This section of the website highlights a small selection of the alternative
designs for the New Zealand flag which have been promoted over time. There
are many such designs. We have highlighted only those that have achieved
some 'traction' in terms of publicity and following.
A Flag for Aotearoa
The flag represents the many aspects of our nation through a single element.
It builds on the essence of our predominant cultural ensigns - the silver
fern, the existing flag, the Tino Rangatiratanga flag, and Hundertwasser
flag. It is a symbol of strength, unity and peace for the future of this
Copyright Jeff James
John Hepburn Design
John Hepburn was born in Scotland and spent most of his working life in Canada
before arriving in New Zealand in 1993. In the 1999 General Election he stood
as a independent candidate for Tauranga with the sole manifesto of adopting
a new flag for the new millenium. "New Zealand has proved its independence.
It's dropped the British honours list, created a Supreme Court in favour of
the Privy Council and its national anthem is well established.
The only thing left is the flag."
Mike Lloyd Design
Mike Lloyd is a Dunedin born Kiwi living in Melbourne. His design of late
2002 has received considerable positive comment. He says of his design
"Every day we fly the same flag is another day where the uniqueness and
identity of our country is lost. When, not if, we change the flag of New
Zealand I believe there will be a huge surge in our national unity and
identity ... Here's my design... Red, white and black - primary colours
used in Maori design. Green - pounamu, agriculture, bush. The Southern
Cross and the fern."
Kyle Lockwood Design
Kyle Lockwood designed his new flag in June 2000. He recently entered
it in the "Hutt News" flag competition run in July 2004 where
it was voted the winning flag.
Kyle Lockwood was born in the eastern suburbs of Wellington, New Zealand
in the late 1970s. He has had an interest in drawing and designing from
an early age, from age 6, Kyle was often drawing the ships, aircraft,
and buildings he could see from the front window of his grandparents
seaside home. At college Kyle enjoyed design and craft related subjects
such as art, woodwork, and technical drawing.
Kyle attended Massey University, where he studied two architectural diplomas.
He graduated as top student in 2001. It was at Massey where he first drew
sketches for the silver fern flag. For 2 years Kyle worked for Wellington
based architects before setting up his own small architectural design
practice in the Hutt Valley.
Jason Paul Troup Design
Jason Paul Troup states that "a national flag should tell an up-to-date
story of that country and that it should appear in a simple form".
Jason Paul Troup was born and raised in Hastings, Hawkes Bay. After
finishing high school he worked briefly in New Zealand before travelling
overseas to start his OE. It was whilst on his OE that he heard that back
home, MP Marie Hasler was promoting the Silver Fern as a potential substitute
to our present day national flag.
The suggestion that the silver fern was the best flag for the job is
what spurred Jason on to design "FLAG NEW ZEALAND - KIWIFLAG". His view
is that the silver fern is more a sports symbol. Mr Troup, who along with
his wife Beata, run a small Backpackers Business in Hastings have been
promoting his design since returning to live in NZ in 1999.

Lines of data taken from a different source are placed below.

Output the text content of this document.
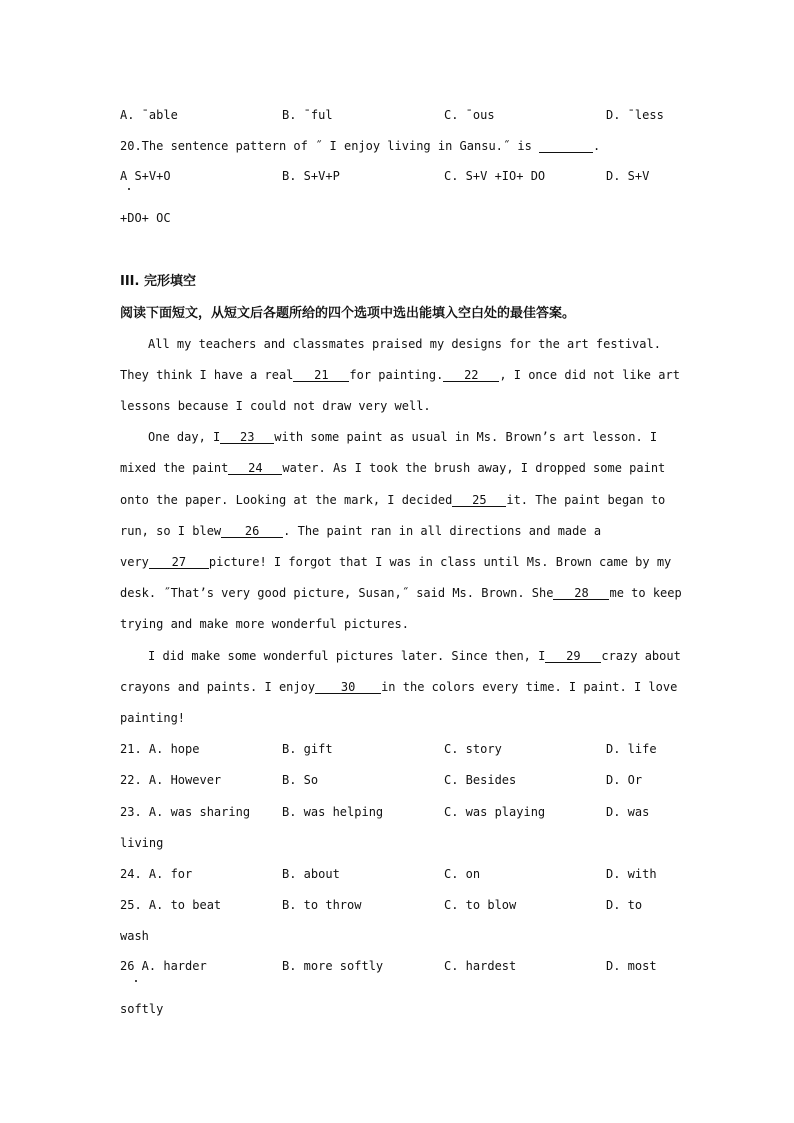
A. ¯able	B. ¯ful	C. ¯ous	D. ¯less
20.The sentence pattern of ˝ I enjoy living in Gansu.˝ is	.
A S+V+O	B. S+V+P	C. S+V +IO+ DO	D. S+V
+DO+ OC
III. 完形填空
阅读下面短文，从短文后各题所给的四个选项中选出能填入空白处的最佳答案。
All my teachers and classmates praised my designs for the art festival.
They think I have a real 21 for painting. 22 , I once did not like art
lessons because I could not draw very well.
One day, I 23 with some paint as usual in Ms. Brown’s art lesson. I
mixed the paint 24 water. As I took the brush away, I dropped some paint
onto the paper. Looking at the mark, I decided 25 it. The paint began to
run, so I blew 26 . The paint ran in all directions and made a
very 27 picture! I forgot that I was in class until Ms. Brown came by my
desk. ˝That’s very good picture, Susan,˝ said Ms. Brown. She 28 me to keep
trying and make more wonderful pictures.
I did make some wonderful pictures later. Since then, I 29 crazy about
crayons and paints. I enjoy 30 in the colors every time. I paint. I love
painting!
21. A. hope	B. gift	C. story	D. life
22. A. However	B. So	C. Besides	D. Or
23. A. was sharing	B. was helping	C. was playing	D. was
living
24. A. for	B. about	C. on	D. with
25. A. to beat	B. to throw	C. to blow	D. to
wash
26 A. harder	B. more softly	C. hardest	D. most
softly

Since then his campaign has been developed and promoted largely with
support from the Hawkes Bay business community. Local companies have backed
his campaign and provided services and time to produce promotional material
such as sticker, flyers, advertising and, of course, flags. Such great
community support has only reinforced Jason's desire to see a more representative
flag be adopted by New Zealand.
In the winter of 2000 Jason and Beata drove to Parliament in the "FLAGNZ
-KIWIFLAG" van where he met PM Helen Clark. He presented her with one
of the very first Flags to be produced and still hopes that one day this
will appear above the Beehive.
Since then the design has appeared numerous times in the nation's newspapers
as well as a couple of appearances on television - the latest of which
was the Sunday TV show Oct 04, where the design was named as one of the
"unofficial front runners". Jason says "the public must and will push
one flag to the forefront during this campaign". He hopes to see a short
list of 2-4 popular designs that will be presented to the public to choose
from. He stresses that, in his view, the public must have an ample period
of time (1-3 years or an election cycle) to get to know those flags on
the short list and what they represent before a final vote is taken.